"Anyhow I was in Canada once."
"Don't mind Billy," Phil interrupted. "I'm really serious. There must be some way I could get into it. You know, Mother, how much I've always wanted to."
"Yes, my boy; I do know," Mrs. Thatcher answered. "Ever since you were old enough to play with toys it has always been soldiers and wars. I have thanked God that war was a horror of the past, for I know how hard it would be to hold you back if the opportunity offered."
"If he goes, then I go with him," Billy said with decision.
"You both had better wait until war is declared by somebody against somebody else," Cosden suggested.
"You don't think they'll patch it up, do you?" Philip inquired anxiously.
"Let us hope so," Mrs. Thatcher answered; "but this is a pleasure expedition. Let us banish thoughts of war."

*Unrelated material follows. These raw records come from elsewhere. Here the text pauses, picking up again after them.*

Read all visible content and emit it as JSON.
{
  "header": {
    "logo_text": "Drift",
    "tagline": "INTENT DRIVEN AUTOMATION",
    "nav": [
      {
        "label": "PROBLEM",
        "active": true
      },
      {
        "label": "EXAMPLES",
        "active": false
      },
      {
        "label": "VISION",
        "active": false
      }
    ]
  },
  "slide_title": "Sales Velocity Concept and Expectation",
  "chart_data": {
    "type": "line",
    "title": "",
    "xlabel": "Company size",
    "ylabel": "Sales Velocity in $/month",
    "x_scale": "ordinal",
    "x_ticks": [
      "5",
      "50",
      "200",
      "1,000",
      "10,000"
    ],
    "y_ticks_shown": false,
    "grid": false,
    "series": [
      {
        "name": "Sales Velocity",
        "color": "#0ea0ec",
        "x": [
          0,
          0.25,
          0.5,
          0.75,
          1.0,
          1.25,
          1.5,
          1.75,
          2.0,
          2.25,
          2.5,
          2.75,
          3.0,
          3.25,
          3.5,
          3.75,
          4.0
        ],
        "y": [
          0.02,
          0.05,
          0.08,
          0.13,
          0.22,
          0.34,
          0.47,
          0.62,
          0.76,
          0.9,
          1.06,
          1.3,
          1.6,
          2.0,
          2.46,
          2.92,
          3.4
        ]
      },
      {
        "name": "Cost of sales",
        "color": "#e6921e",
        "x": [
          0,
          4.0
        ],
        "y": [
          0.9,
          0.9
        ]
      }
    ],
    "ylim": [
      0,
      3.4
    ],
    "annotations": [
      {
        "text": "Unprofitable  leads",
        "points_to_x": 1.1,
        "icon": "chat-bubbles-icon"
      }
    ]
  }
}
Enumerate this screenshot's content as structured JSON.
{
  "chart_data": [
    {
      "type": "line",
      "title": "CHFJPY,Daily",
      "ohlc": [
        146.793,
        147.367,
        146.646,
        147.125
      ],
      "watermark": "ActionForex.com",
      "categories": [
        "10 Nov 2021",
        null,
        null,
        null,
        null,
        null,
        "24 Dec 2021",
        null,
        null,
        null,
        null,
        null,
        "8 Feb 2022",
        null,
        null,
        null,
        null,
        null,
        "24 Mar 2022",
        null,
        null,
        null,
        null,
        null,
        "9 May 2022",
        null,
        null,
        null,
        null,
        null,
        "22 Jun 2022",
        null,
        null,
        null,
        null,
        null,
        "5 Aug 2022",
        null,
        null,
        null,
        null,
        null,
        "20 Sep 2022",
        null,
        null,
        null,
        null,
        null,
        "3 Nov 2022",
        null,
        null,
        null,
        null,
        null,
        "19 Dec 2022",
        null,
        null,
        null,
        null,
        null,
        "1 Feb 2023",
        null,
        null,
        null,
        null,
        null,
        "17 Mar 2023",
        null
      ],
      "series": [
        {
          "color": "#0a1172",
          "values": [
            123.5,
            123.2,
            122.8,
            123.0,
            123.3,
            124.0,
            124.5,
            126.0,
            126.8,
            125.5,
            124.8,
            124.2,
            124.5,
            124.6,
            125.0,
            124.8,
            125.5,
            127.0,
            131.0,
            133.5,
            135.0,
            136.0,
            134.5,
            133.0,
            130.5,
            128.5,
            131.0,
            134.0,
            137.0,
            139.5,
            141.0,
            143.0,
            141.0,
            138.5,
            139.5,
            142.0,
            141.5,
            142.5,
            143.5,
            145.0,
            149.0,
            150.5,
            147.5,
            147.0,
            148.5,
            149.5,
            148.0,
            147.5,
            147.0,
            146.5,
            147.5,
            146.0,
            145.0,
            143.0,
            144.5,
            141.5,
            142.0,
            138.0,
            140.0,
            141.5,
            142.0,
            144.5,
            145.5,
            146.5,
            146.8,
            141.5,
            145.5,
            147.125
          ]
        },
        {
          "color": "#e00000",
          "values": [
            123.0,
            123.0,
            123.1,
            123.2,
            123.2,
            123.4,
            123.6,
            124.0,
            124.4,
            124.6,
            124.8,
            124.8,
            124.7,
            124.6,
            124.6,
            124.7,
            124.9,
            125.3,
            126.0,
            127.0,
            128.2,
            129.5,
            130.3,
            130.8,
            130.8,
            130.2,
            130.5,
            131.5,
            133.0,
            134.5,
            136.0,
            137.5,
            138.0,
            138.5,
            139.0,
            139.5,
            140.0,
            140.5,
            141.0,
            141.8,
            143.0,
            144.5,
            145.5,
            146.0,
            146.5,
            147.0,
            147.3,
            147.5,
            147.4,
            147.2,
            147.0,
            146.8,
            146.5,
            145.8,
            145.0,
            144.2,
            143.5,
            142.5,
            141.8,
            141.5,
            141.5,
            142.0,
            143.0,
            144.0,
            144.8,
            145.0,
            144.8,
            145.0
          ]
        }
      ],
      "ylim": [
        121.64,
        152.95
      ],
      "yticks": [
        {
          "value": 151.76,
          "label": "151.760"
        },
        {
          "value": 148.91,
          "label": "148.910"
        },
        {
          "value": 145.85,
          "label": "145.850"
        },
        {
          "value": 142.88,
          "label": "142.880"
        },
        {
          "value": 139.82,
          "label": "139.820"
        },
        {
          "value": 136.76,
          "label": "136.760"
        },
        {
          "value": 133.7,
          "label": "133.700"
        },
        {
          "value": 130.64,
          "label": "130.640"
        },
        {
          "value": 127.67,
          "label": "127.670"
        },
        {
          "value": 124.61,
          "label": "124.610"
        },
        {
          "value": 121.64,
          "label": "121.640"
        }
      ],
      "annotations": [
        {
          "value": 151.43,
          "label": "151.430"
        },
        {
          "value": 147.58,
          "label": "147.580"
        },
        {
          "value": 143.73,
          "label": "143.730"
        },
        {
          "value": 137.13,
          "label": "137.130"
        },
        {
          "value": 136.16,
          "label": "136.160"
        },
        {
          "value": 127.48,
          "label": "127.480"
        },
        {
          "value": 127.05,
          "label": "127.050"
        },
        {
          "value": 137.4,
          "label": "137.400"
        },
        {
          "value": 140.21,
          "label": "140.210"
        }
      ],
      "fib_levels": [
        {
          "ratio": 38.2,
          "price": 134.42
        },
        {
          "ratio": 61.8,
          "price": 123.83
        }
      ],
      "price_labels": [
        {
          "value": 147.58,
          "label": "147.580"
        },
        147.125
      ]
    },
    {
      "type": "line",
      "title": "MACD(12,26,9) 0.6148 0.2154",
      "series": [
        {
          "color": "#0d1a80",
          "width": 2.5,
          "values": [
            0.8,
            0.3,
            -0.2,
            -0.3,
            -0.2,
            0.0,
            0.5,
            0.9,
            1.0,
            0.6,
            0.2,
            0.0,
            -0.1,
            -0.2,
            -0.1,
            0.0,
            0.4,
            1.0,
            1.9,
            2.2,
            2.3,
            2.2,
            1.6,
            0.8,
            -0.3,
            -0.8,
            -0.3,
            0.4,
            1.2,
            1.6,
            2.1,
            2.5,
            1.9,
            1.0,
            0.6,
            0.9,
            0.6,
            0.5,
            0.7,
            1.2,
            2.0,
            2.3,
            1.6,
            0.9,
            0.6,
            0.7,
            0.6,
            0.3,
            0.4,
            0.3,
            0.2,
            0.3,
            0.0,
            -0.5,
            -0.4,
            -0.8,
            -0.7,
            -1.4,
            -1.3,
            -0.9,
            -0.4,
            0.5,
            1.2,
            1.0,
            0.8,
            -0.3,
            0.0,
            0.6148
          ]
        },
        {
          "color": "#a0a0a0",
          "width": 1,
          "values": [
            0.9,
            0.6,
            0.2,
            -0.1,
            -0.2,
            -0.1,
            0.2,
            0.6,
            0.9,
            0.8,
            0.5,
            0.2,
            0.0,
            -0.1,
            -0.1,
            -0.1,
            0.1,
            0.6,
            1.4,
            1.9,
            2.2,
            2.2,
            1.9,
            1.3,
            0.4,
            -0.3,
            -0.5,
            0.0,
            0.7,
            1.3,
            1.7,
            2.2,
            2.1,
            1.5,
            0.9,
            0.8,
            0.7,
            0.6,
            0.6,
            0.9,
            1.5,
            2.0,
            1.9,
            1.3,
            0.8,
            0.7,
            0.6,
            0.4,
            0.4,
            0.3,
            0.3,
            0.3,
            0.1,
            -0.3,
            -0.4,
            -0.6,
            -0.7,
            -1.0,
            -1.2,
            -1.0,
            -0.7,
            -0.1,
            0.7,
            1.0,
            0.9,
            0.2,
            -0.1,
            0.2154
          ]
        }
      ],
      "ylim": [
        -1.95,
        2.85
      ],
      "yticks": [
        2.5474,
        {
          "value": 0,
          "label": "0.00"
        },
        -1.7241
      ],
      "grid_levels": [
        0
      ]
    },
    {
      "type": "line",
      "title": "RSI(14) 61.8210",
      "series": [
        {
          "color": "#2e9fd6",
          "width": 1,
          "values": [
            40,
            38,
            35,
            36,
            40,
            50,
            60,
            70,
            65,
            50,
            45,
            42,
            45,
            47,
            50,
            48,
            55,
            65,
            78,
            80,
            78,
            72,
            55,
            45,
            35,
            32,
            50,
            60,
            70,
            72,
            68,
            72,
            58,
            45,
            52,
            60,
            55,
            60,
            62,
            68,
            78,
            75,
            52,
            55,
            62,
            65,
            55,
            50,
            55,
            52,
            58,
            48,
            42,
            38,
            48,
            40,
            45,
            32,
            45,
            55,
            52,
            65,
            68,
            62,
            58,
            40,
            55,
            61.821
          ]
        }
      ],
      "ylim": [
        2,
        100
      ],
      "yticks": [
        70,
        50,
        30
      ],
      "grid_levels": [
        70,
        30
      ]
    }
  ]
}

As the launch rounded a rocky promontory a roaring fire was disclosed burning on the beach, around which several of the house servants were already busied in preparing supper. Back from the beach, beneath great spreading oaks, a cloth was laid on the ground, to which the contents of the hampers were being transferred. The usual limitations of camp life were conspicuous by their absence, the fascinations were emphasized by the marvelous smoothness with which everything was conducted.
"I don't call this picnicking," Edith declared, after her first taste of chowder. "Plant a forest of trees in Sherry's ball-room, paint an ocean on the wall, fake a moon rising over the orchestra stage, everybody sit cross-legged on the floor,—and there you have it. Sherry certainly couldn't improve on the service or the food."
"I can't find even an ant on mine," Billy complained, corroborating Edith's praise.